The New York State Department of Health (DOH) fined Glengariff Health Care Center, a 262-bed facility located in Glen Cove, New York, $22,879 for numerous deficiencies that contributed to the death of a 65-year-old resident. The affected resident had suffered from a stroke and was also diagnosed with multiple sclerosis and dysphagia, a medical condition in which a person has difficulty swallowing. Because the patient had difficulty with eating and swallowing food, his care plan called for aspiration precautions; such precautions identify patients who are at risk of choking and require that patients be supervised while eating.
On July 21, 2013, a certified nursing assistant (CNA) gave the resident his lunch tray around 12:15 p.m. The CNA then left the patient alone in his room to eat his meal. She stated that she always left the patient alone to eat and told a DOH investigators, “I let him eat alone; I don’t remember hearing that it wasn’t allowed.” However, when the CNA returned a 1:00 p.m. to collect the resident’s lunch tray, she found him slumped over in his wheelchair and foaming at the mouth. The CNA then notified a licensed practical nurse (LPN), who found the patient unresponsive and without a pulse. The LPN then summoned another nurse for assistance. The nurse quickly assessed the situation and left the room to announce a “code blue” over the intercom.

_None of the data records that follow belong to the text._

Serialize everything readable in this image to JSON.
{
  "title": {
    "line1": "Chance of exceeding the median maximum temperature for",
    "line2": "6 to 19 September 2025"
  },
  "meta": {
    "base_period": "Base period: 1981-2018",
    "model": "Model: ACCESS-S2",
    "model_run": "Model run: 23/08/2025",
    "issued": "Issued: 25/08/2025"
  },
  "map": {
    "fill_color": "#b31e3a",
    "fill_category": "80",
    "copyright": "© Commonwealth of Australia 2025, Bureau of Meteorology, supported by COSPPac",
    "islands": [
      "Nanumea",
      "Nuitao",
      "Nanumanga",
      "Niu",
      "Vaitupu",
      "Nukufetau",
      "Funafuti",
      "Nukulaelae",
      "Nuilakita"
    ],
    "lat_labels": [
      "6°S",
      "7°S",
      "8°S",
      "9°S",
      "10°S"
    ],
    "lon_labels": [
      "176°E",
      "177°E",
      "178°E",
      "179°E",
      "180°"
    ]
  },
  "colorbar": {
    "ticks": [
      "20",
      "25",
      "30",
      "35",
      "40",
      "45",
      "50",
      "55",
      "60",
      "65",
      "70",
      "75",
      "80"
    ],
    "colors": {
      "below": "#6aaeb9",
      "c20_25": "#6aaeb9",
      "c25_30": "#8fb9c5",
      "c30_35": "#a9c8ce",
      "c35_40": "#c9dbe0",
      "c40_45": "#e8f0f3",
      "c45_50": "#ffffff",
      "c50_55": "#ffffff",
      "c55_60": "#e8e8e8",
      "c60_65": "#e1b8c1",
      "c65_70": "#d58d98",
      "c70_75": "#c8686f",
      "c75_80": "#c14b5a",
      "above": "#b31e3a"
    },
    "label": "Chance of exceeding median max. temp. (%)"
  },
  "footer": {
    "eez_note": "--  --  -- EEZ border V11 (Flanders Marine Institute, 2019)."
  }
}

In the meantime, the LPN transferred the resident to his bed with the help of an aide. A nursing supervisor arrived in the patient’s room, but she quickly left to get a “crash cart.” When the nursing supervisor returned to the room with the car, she then initiated CPR. She did not use an Automated External Defibrulator (AED), a device that administers electrical shocks to help restart a patient’s heart. When 911 emergency personnel arrived, they used their AED in an attempt to save the resident, who was then transferred to the hospital. He died a short time later.
During an interview with DOH investigators, the Medical Director of the facility stated that he did not know about the nursing home’s policies and procedures regarding CPR. However, the director did state that “any patient on aspiration precautions should always be supervised when eating.” A DOH report concluded that staff members failed to provide CPR in a timely fashion and that the “Administration failed to develop and implement policies and procedures for CPR and aspiration precautions; failed to ensure staff were knowledgeable of when to initiate CPR.” The facility was also cited for failing to conduct a thorough investigation into the resident’s death.
According to the “Nursing Home Compare” website, the facility was rated as being much below average. The facility’s health inspection records were also rated as much below average.